The regional cuisines of France are the bedrock of Gallic gastronomy, since almost every part of the country has its own produce and cooking style and has contributed signature dishes to the French kitchen.
Regional cooking really took off after 1842, when the government agreed to fund rail projects – many of the original lines were paid for by private investors, so by 1870 almost every major town in France was served by a rail link.
Suddenly, the glittering capital was accessible from every corner of France, making it a beacon for everyone who craved the glamour and opportunities of the big, beautiful, sophisticated city, including many ambitious chefs from the provinces.
The annexation of Alsace by Germany after the French defeat in the Franco-Prussian war (1870-71) sent a wave of Alsatians to Paris, resulting in Alsatian cuisine becoming well-known in the capital. Alsace, the north-eastern region of France, on its border with Germany, is especially well represented in Paris today.
L’Alsace , a stylish brasserie on the Champs-Élysées, and Bofinger, a lively brasserie in the Marais that opened in 1864, both serve an excellent choucroute garni – a hearty Alsatian classic of sauerkraut, garnished with various types of sausage and cuts of pork, that’s become much loved by Parisians. Also in the Marais, L’Alsacien has the cosy décor of a typical Alsatian winstub, a sort of Alsatian take on the bistro, and specialises in flammekueche, a fine open tart topped with crème fraîche, onions, smoked bacon slivers, and various other garnishes, including munster cheese. They also serve a flammekueche for vegans, where the bacon is replaced by smoked tofu, and offer a number of vegetarian options as well.
The natives of other regions, like Brittany, moved to Paris in large numbers in search of work, with many Bretons settling near the Gare Montparnasse, where trains arrive from Brittany. Some of them opened crêperies, which became an immediate hit with Parisians. Today, there’s crêperies in almost every Paris neighbourhood, and the pancakes have been stylishly updated at places such as the Little Breizh in Saint-Germain-des-Prés by the use of high quality produce, including stoneground buckwheat flour and Bordier butter from Saint-Malo.
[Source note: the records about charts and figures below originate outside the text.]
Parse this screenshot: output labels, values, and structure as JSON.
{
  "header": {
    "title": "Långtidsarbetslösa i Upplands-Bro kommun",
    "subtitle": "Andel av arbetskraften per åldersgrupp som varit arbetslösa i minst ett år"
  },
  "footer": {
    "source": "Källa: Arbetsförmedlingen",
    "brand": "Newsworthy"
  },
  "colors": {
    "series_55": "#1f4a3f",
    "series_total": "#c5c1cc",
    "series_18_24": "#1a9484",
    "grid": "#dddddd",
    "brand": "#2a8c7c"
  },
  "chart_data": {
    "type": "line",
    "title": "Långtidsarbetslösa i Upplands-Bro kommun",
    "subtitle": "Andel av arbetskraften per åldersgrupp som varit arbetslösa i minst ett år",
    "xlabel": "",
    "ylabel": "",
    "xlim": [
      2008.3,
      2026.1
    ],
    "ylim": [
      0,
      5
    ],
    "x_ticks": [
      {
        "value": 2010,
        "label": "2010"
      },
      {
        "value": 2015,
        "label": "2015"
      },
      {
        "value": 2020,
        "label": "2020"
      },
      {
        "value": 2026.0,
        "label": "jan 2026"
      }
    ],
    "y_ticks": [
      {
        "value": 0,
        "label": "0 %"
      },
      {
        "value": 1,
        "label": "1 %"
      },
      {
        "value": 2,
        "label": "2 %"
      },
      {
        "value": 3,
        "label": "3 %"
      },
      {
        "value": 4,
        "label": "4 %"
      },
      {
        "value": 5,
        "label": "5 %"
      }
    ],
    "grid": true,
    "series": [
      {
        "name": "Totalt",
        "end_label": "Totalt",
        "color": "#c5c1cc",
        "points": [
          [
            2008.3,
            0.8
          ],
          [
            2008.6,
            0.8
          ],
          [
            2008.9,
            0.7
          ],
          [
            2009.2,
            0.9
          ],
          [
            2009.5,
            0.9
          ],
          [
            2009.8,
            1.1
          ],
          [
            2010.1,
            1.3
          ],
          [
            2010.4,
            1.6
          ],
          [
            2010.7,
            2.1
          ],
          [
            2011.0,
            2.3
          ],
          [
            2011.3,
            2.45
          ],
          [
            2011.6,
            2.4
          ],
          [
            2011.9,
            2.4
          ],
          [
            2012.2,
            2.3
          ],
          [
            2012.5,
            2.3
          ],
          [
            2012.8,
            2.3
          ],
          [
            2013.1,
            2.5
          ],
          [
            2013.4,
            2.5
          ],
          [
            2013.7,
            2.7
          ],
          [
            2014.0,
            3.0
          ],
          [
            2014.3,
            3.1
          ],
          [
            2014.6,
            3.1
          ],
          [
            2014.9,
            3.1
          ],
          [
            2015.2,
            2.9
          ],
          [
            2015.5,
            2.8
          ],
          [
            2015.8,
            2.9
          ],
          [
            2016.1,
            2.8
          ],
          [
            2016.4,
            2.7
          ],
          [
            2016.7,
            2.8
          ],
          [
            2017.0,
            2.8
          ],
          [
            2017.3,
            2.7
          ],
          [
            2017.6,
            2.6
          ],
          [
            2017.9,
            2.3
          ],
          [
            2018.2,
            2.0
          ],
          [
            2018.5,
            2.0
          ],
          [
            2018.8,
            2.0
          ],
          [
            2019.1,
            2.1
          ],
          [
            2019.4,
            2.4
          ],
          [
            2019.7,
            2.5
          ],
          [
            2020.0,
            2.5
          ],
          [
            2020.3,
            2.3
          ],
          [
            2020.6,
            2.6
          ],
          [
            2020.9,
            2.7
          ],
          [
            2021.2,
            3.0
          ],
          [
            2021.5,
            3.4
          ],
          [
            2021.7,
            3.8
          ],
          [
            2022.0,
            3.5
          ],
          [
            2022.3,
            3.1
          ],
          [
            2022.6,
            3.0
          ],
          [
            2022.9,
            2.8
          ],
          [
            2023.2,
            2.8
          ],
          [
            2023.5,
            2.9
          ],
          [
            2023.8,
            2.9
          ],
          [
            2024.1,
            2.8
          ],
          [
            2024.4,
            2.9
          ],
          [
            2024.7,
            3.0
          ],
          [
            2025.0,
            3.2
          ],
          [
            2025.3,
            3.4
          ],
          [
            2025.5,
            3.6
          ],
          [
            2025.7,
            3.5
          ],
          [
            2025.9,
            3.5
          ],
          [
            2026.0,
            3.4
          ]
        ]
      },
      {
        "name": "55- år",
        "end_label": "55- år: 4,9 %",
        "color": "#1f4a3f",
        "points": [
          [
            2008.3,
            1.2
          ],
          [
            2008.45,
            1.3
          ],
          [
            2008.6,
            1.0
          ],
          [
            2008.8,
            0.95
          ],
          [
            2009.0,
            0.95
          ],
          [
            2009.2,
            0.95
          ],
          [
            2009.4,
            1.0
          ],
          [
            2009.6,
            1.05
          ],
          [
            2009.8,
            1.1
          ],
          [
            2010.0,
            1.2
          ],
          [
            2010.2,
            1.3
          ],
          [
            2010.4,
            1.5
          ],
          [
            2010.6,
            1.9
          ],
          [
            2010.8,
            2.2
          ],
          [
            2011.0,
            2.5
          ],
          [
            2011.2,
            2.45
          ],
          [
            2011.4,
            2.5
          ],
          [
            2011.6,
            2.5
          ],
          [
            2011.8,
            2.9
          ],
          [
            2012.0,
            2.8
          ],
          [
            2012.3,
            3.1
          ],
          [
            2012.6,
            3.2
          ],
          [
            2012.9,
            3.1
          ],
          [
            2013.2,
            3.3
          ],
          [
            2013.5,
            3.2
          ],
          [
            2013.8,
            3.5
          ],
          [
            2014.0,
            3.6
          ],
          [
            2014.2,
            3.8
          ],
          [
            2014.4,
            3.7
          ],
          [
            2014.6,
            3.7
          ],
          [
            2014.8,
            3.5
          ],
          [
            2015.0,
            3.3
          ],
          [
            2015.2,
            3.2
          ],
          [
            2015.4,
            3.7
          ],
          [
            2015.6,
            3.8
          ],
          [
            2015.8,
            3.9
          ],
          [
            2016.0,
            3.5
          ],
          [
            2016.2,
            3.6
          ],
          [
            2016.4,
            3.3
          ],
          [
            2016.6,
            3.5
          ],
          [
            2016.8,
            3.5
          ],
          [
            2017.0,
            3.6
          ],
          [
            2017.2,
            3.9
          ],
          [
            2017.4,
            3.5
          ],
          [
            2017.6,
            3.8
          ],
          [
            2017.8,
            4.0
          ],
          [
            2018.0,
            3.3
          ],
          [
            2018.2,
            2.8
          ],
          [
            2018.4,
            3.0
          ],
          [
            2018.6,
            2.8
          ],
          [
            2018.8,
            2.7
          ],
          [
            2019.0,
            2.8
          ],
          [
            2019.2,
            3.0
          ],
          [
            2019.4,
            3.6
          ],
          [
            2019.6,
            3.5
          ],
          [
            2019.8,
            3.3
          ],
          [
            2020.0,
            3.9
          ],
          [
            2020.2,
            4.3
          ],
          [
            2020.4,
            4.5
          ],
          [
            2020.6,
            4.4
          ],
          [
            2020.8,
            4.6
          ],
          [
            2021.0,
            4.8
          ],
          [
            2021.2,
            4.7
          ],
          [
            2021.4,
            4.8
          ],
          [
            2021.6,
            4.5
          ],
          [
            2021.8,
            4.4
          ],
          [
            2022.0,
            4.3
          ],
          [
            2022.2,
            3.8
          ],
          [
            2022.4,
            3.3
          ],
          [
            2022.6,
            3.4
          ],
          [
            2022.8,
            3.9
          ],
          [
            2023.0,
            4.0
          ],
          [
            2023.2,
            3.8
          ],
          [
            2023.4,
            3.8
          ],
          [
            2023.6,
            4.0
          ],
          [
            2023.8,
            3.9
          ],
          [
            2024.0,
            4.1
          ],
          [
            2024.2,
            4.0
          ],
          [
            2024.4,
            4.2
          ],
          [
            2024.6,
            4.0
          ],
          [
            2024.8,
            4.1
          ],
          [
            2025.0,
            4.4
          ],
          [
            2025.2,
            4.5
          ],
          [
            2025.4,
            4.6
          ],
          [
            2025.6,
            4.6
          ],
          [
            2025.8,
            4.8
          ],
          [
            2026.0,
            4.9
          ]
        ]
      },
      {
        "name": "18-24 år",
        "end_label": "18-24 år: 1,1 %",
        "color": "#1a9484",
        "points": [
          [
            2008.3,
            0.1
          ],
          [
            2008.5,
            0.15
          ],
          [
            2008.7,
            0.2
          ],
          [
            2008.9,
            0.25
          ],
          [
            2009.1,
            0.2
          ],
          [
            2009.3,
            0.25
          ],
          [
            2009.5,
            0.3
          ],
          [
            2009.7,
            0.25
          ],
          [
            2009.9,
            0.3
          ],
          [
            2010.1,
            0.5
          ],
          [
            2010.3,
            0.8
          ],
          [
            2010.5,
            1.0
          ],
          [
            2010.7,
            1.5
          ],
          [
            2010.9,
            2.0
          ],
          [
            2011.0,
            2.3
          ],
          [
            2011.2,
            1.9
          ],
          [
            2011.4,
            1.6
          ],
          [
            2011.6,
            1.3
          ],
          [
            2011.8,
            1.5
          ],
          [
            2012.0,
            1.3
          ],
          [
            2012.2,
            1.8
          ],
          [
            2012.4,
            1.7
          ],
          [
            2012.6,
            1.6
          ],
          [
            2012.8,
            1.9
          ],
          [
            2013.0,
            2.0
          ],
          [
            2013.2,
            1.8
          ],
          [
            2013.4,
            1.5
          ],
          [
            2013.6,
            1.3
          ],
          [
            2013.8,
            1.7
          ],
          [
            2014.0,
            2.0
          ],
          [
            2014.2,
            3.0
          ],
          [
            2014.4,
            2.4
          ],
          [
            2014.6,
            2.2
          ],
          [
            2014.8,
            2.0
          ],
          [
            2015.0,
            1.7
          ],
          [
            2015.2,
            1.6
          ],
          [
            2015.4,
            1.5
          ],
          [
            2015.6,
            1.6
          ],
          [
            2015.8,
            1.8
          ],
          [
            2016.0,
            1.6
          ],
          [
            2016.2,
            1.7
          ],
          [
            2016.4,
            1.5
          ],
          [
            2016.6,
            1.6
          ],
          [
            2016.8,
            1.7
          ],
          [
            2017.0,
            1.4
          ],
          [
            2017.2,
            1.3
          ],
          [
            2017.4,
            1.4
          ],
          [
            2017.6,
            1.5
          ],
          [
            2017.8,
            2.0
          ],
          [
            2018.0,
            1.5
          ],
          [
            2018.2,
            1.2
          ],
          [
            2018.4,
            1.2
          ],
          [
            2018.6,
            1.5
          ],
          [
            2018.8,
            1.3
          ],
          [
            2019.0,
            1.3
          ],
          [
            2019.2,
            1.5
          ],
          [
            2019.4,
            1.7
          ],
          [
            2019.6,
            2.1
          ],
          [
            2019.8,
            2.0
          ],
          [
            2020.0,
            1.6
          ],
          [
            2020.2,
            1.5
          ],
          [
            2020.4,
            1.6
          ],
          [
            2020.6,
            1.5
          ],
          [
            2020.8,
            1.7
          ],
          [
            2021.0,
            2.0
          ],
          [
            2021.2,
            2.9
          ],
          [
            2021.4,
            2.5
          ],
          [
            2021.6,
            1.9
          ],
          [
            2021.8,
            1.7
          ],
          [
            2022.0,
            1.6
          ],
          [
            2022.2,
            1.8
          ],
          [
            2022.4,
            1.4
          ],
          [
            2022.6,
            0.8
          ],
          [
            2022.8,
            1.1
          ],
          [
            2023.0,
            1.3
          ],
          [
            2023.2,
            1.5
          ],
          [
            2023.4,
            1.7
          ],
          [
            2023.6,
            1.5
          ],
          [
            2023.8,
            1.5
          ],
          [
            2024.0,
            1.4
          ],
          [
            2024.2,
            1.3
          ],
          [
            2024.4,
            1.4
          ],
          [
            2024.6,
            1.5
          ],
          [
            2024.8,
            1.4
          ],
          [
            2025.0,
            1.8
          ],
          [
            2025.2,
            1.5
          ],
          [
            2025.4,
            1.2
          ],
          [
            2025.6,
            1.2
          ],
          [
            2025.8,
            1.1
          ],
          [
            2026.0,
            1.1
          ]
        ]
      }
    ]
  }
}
Start with a galette – a buckwheat flour crepe offered with a variety of savoury garnishes, including eggs, ham, and mushrooms, and finish up with a sweet crepe with caramel sauce or just melted butter and sugar.
The succulent cooking of Lyon, the food-loving Rhone Valley city, is represented by the beautiful long-running belle epoque restaurant Aux Lyonnais , which is located in the heart of the city near the old French stock market and is today run by chef Alain Ducasse. For a truly Lyonnais feast, order an assortment of charcuterie from Charcuterie Sibilia and then tuck into the quenelles: fluffy pike dumplings, in satiny sauce Nantua, which is made with crayfish. Finish up with a cheese plate from La Mere Richard, the famous fromagerie in Les Halles de Lyon, the city’s main food market, or the tarte et île flottante aux pralines roses (crushed candied almonds).
The popularity of cheese-rich Savoyard cooking exploded when the French middle classes began skiing in the Alps and developed a taste for such classics as fondue and raclette. Three popular addresses for these convivial dishes are Le Chalet Savoyard , Le Refuge des Fondus and Les Fondus de la Raclette .
Recently, a new generation of chefs have begun opening regional restaurants that offer modern takes on the traditional cooking of their home turf to make these cuisines more appealing to increasingly health- and calorie-conscious Parisians. A delicious example is Baieta , where young chef Julia Sedefdjian serves up a personal take on the cuisine of Nice, her hometown. Cooking professionally since she was 17, she received her first Michelin star when she was 21.
“French cooking is a sort of synthesis of the country’s regional kitchens,” says Sedefdjian, whose signature dish is her ‘bouillabaieta’, a deconstructed bouillabaisse composed of various types of steamed fish, baby squid, and chunks of potato. Other great dishes to try here include the jaune d’oeuf croustillant, an egg yolk inside a hollow deep-fried sphere of breadcrumbs on a bed of raw and smoked haddock, and the aioli of yellow pollack with baby vegetables, quail’s eggs and garlic mayonnaise.
Chef Julien Duboué, a native of south-west France, also demonstrates how regional French cooking can inspire both fine dining and fast food. At his Rue du Quatre-Septembre restaurant A Noste – as well as having a fine-dining area upstairs – Duboué serves Basque tapas and taloa, or big, juicy Basque sandwiches stuffed with confit de canard (duck preserved in its own fat), hot chorizo or pork belly in a casual space on the ground floor. At every point of the compass, there’s great gastronomy in Gaul, and it’s easy to find without ever leaving Paris.